Today, Freya Parker lives in Cornwall with her three rescue dogs (a three-legged lurcher, a deaf Jack Russell, and a “very opinionated” elderly cat named Toast). She still takes on a handful of farm clients each month—not for the money, she says, but to keep her hands in the soil and her advice grounded.
She has also drawn gentle criticism from peers for her blunt takes on “designer breeds” and expensive fad diets. When a major pet food brand offered her a six-figure sponsorship, she turned it down publicly, writing: “I will not sell you a $5 probiotic topper when your dog just needs less table scraps.” freya parker
“In the city, a vet might prescribe a $200 diagnostic test without a second thought,” Parker once explained in a rare podcast interview. “On a farm, you have to ask: ‘Does the farmer have that money? Is the animal’s quality of life worth that intervention?’ That’s not cold economics—it’s compassionate realism.” Today, Freya Parker lives in Cornwall with her
Growing up on a small mixed farm, Parker learned early that animals don’t keep office hours.

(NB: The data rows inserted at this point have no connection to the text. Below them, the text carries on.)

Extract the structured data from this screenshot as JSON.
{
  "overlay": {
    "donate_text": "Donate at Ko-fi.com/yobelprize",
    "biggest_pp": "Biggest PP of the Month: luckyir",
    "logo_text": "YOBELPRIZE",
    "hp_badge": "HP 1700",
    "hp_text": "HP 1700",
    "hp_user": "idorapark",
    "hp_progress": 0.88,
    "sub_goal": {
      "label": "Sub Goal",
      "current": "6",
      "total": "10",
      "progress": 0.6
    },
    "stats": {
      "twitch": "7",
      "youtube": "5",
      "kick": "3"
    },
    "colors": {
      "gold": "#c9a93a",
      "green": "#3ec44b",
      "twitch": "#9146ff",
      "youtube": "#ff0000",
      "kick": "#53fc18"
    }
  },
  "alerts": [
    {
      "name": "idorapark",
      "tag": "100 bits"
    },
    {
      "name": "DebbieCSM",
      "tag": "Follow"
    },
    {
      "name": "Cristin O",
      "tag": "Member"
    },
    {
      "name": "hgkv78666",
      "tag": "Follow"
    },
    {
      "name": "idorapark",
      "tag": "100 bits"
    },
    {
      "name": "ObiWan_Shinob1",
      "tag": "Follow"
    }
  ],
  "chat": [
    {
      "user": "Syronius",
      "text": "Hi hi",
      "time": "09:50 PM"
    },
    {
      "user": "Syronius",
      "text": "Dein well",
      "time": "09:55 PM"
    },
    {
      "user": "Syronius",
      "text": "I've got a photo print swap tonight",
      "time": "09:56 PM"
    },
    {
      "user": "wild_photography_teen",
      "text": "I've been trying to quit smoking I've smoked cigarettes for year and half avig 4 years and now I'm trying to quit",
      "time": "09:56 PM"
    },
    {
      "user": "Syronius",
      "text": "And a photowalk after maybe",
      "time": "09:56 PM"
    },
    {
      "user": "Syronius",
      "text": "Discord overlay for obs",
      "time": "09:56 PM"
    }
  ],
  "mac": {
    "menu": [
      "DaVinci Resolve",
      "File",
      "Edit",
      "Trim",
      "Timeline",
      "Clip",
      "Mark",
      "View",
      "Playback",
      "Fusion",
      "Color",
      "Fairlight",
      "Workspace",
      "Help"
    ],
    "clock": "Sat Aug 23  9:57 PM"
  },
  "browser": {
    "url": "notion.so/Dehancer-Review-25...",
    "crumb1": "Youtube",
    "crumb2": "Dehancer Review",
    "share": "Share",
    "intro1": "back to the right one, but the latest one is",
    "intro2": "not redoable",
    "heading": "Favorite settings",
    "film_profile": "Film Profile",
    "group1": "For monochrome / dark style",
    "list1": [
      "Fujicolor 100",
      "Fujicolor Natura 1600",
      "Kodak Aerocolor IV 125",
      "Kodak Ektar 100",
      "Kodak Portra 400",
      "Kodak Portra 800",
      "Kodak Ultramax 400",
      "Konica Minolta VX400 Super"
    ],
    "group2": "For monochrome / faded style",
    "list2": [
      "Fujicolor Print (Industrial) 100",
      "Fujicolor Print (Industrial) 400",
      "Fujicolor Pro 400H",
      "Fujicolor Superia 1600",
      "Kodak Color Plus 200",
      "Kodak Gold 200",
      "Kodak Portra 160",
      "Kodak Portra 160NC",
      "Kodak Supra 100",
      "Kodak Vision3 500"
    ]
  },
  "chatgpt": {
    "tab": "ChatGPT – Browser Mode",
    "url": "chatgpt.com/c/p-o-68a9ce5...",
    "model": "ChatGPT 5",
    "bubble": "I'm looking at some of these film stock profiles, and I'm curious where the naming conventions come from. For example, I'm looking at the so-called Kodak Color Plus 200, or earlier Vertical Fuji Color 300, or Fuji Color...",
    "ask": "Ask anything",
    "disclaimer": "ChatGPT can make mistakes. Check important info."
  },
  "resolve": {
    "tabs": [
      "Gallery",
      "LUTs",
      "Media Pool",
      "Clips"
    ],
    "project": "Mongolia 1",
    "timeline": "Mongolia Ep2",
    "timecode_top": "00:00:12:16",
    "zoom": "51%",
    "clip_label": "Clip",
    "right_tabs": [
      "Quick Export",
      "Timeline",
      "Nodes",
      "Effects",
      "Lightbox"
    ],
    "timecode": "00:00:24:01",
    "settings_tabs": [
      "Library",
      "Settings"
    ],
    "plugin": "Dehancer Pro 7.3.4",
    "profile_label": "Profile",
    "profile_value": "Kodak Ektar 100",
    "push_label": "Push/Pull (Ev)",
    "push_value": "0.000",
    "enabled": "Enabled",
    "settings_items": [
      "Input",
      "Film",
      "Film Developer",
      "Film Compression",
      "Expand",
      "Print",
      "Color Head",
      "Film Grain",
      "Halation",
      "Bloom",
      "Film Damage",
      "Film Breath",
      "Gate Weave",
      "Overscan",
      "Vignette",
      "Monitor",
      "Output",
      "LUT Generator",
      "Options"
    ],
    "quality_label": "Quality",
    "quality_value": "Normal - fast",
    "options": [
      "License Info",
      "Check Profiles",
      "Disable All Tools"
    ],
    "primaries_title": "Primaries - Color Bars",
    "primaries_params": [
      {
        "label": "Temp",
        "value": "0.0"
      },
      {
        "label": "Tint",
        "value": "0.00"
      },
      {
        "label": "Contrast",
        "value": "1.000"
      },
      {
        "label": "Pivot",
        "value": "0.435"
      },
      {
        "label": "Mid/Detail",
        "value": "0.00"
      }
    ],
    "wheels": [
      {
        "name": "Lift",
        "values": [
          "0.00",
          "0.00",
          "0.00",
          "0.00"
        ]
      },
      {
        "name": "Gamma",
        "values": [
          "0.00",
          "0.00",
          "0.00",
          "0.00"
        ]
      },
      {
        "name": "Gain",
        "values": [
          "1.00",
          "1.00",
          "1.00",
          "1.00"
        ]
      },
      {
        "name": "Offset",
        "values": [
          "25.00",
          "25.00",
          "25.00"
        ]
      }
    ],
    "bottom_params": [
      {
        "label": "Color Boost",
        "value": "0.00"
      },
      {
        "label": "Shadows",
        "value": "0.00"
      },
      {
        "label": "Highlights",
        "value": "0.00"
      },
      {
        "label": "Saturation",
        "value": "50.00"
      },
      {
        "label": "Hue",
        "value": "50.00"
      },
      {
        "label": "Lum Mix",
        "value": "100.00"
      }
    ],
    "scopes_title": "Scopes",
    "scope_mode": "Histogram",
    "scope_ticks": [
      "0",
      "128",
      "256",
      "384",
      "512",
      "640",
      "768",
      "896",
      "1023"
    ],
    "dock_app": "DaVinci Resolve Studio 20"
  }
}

After earning her veterinary degree from the University of Bristol, she spent nearly a decade driving a battered Land Rover to remote farms, treating everything from colicky horses to prolapsed ewes. It was grueling, isolated work, but it forged her core philosophy: good medicine is practical, honest, and considers the owner’s reality. When a major pet food brand offered her
In 2021, she left clinical practice to write full-time, but not for a glossy magazine. She joined and Cats.com as a lead contributor, where her evidence-based yet empathetic style found a massive audience. Her series on “Low-Cost Emergency Kits” became a lifeline during the cost-of-living crisis, and her deep-dive into feline dental health is cited by veterinarians in waiting rooms.
Her transition to writing was accidental. In 2018, she began a simple blog called “The Barefoot Vet” to answer the same questions she heard daily from anxious farmers. A post titled “My Dog Ate a Sock: A Flowchart” went unexpectedly viral on social media. Pet owners weren’t just sharing it—they were printing it out and taping it to their refrigerators.